Der eAntrag stellt das neue Antragsverfahren in der Agrarförderung dar und wurde erstmals im Jahr 2015 als Alternative zum bisherigen Papierantrag angeboten. Seither wird das Programm stetig weiterentwickelt, um den Anforderungen der Landwirte und Winzer zu entsprechen.

Die Umstellung des Antragsverfahrens beruht auf einer Verordnung der Europäischen Union aus dem Jahr 2014. In dieser wird beschrieben, dass die Erhebungen aller förderungsrelevanten Flächendaten in graphischer Form erfolgen müssen. Graphisch bedeutet, dass die Eingabe der Flächengrößen nicht mehr manuell vorgenommen werden kann. Der Antragsteller ist verpflichtet die Bewirtschaftung der einzelnen Schläge anhand von Luftbildern einzuzeichnen und zu bestätigen. Über die dadurch erzeugte Geometrie wird anschließend die Flächengröße bestimmt.

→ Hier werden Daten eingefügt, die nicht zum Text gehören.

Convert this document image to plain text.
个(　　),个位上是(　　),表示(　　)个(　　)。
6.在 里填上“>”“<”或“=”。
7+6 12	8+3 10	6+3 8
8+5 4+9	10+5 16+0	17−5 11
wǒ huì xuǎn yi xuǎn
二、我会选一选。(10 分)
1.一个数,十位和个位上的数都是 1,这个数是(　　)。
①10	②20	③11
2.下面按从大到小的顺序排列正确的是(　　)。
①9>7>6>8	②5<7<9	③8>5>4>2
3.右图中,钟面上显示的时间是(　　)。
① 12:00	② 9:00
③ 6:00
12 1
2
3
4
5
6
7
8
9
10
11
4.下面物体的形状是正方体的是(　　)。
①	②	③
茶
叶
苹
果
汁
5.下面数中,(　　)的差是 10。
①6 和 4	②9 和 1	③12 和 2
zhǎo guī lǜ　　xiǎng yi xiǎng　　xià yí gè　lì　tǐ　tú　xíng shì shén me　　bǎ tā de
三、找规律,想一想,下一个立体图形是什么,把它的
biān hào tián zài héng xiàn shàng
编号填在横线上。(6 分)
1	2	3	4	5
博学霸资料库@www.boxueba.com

Die Umsetzung der Verordnung erfolgte in stufenweisen Abschnitten. So mussten im Jahre 2016 bereits 25 % der beantragten Flächen in Rheinland-Pfalz über die graphische Beantragung erfolgen. Die Steigerung setzte sich im Jahr 2017 auf mindestens 75 % der beantragten Fläche fort. Diese wurde mit einem Ergebnis von 90 % erfolgreich überschritten. Im Jahr 2018 wird der eAntrag für alle Antragsteller verpflichtend sein.

Die Antragstellung endet am 15. Mai jeden Jahres. Zu diesem Zeitpunkt muss der elektronische Antrag, sowie der dazugehörige Datenträgerbegleitschein und alle förderrelevanten Unterlagen bei der zuständigen Kreisverwaltung eingegangen sein.

Zur Unterstützung der Antragsteller wurde beim Dienstleistungszentrum Ländlicher Raum Rheinhessen-Nahe-Hunsrück in Bad Kreuznach ein technischer Support eingerichtet, der den Antragstellern für alle technischen Fragen in der Software zur Seite steht. Die Kreisverwaltungen bleiben weiterhin Ansprechpartner für alle fachlichen Fragen die die Antragstellung betreffen.